By Alexander Scriven, Complex Adaptive Systems Lab, Data Science Institute, University of Technology Sydney, Australia, alexander.scriven@uts.edu.au | David Jacob Kedziora, Complex Adaptive Systems Lab, Data Science Institute, University of Technology Sydney, Australia, david.kedziora@uts.edu.au | Katarzyna Musial, Complex Adaptive Systems Lab, Data Science Institute, University of Technology Sydney, Australia, katarzyna.musial-gabrys@uts.edu.au | Bogdan Gabrys, Complex Adaptive Systems Lab, Data Science Institute, University of Technology Sydney, Australia, bogdan.gabrys@uts.edu.au
With most technical fields, there exists a delay between fundamental academic research and practical industrial uptake. Whilst some sciences have robust and well-established processes for commercialisation, such as the pharmaceutical practice of regimented drug trials, other fields face transitory periods in which fundamental academic advancements diffuse gradually into the space of commerce and industry. For the still relatively young field of Automated/Autonomous Machine Learning (AutoML/AutonoML), that transitory period is under way, spurred on by a burgeoning interest from broader society. Yet, to date, little research has been undertaken to assess the current state of this dissemination and its uptake.
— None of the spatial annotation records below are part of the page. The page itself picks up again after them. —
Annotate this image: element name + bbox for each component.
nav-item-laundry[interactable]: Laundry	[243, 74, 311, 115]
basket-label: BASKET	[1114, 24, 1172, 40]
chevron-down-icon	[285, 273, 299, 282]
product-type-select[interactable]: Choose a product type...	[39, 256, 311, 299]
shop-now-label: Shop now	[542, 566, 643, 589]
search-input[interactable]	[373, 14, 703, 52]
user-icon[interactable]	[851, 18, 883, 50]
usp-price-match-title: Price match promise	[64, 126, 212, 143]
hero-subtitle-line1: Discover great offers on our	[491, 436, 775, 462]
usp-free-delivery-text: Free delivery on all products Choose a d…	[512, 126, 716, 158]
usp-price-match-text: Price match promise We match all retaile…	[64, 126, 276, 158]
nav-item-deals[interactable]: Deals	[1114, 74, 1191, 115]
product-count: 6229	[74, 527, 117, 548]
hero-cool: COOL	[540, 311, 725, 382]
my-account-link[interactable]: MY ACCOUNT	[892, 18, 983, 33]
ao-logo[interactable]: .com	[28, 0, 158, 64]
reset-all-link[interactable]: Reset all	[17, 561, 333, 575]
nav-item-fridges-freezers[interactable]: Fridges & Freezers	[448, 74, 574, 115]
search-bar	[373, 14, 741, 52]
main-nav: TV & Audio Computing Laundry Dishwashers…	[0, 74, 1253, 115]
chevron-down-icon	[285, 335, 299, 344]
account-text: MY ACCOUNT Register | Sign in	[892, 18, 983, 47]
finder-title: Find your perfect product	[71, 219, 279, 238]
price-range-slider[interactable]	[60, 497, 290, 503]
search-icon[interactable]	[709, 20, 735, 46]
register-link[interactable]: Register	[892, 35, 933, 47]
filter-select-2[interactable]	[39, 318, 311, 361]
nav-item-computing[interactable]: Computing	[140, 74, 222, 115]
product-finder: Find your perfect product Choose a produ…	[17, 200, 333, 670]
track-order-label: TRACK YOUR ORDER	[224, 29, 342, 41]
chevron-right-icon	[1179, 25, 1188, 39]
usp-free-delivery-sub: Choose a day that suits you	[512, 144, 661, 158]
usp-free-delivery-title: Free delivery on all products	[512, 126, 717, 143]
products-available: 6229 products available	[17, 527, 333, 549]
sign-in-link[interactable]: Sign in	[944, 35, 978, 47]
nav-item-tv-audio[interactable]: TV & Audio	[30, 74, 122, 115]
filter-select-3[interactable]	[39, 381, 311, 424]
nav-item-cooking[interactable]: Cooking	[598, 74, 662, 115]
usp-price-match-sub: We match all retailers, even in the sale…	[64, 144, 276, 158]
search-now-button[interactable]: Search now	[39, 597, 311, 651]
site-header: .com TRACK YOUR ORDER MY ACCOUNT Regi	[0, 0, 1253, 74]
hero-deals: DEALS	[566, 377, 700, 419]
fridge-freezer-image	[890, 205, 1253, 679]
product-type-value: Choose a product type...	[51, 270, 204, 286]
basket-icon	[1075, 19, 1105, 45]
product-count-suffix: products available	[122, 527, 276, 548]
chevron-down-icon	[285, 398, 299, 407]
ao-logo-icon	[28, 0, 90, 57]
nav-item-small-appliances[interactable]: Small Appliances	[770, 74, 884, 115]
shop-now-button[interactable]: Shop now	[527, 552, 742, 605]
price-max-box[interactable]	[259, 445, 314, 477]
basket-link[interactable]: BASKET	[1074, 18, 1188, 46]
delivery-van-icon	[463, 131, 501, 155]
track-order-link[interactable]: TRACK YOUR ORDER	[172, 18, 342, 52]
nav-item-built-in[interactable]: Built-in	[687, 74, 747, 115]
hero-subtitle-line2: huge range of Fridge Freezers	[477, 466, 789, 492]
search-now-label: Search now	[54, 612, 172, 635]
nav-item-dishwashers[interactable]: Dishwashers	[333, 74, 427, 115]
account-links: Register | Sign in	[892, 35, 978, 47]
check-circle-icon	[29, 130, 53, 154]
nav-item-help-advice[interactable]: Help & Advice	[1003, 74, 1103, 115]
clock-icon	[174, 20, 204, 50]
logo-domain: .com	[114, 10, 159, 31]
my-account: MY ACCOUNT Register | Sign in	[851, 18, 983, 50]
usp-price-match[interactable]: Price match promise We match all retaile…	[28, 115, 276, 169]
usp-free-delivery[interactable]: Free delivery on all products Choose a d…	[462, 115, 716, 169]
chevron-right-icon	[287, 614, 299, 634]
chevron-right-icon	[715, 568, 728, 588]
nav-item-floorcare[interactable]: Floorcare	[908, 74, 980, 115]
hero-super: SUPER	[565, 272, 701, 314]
Thus, this review makes two primary contributions to knowledge around this topic. Firstly, it provides the most up-to-date and comprehensive survey of existing AutoML tools, both open-source and commercial. Secondly, it motivates and outlines a framework for assessing whether an AutoML solution designed for real-world application is ’performant’; this framework extends beyond the limitations of typical academic criteria, considering a variety of stakeholder needs and the human-computer interactions required to service them. Thus, additionally supported by an extensive assessment and comparison of academic and commercial case-studies, this review evaluates mainstream engagement with AutoML in the early 2020s, identifying obstacles and opportunities for accelerating future uptake.
The Technological Emergence of AutoML presents a comprehensive snapshot of how AutoML has permeated into mainstream use within the early 2020s. This work surveys both their implementation and application in the context of industry. It also defines what a ‘performant’ AutoML system is – HCI support is valued highly here – and assesses how the current crop of available packages and services lives up to expectations. To do so in a systematic manner, this survey is structured as follows.
Section 2 begins by elaborating on the notion of an ML workflow, conceptually framing AutoML in terms of the high-level operations required to develop, deploy and maintain an ML model. Section 3 uses this workflow to support the introduction of industry-related stakeholders and their interests/obligations. These requirements are unified into a comprehensive set of criteria, supported by methods of assessment, that determine whether an AutoML system can be considered performant. Section 4 launches the survey in earnest, assessing the nature and capabilities of existing AutoML technology beginning with an examination of open-source AutoML packages. The section additionally investigates AutoML systems that are designed for specific domains, as well as commercial products. Subsequently, Section 5 assesses where AutoML technology has been used and how it has fared. Academic work focusing on real-world applications is surveyed, as are vendor-based case studies. All key findings and assessments are then synthesized in Section 6, with commentary around how mature AutoML technology is, as well as whether there are obstacles and opportunities for future uptake. Finally, Section 7 provides a concluding overview on the technological emergence of AutoML.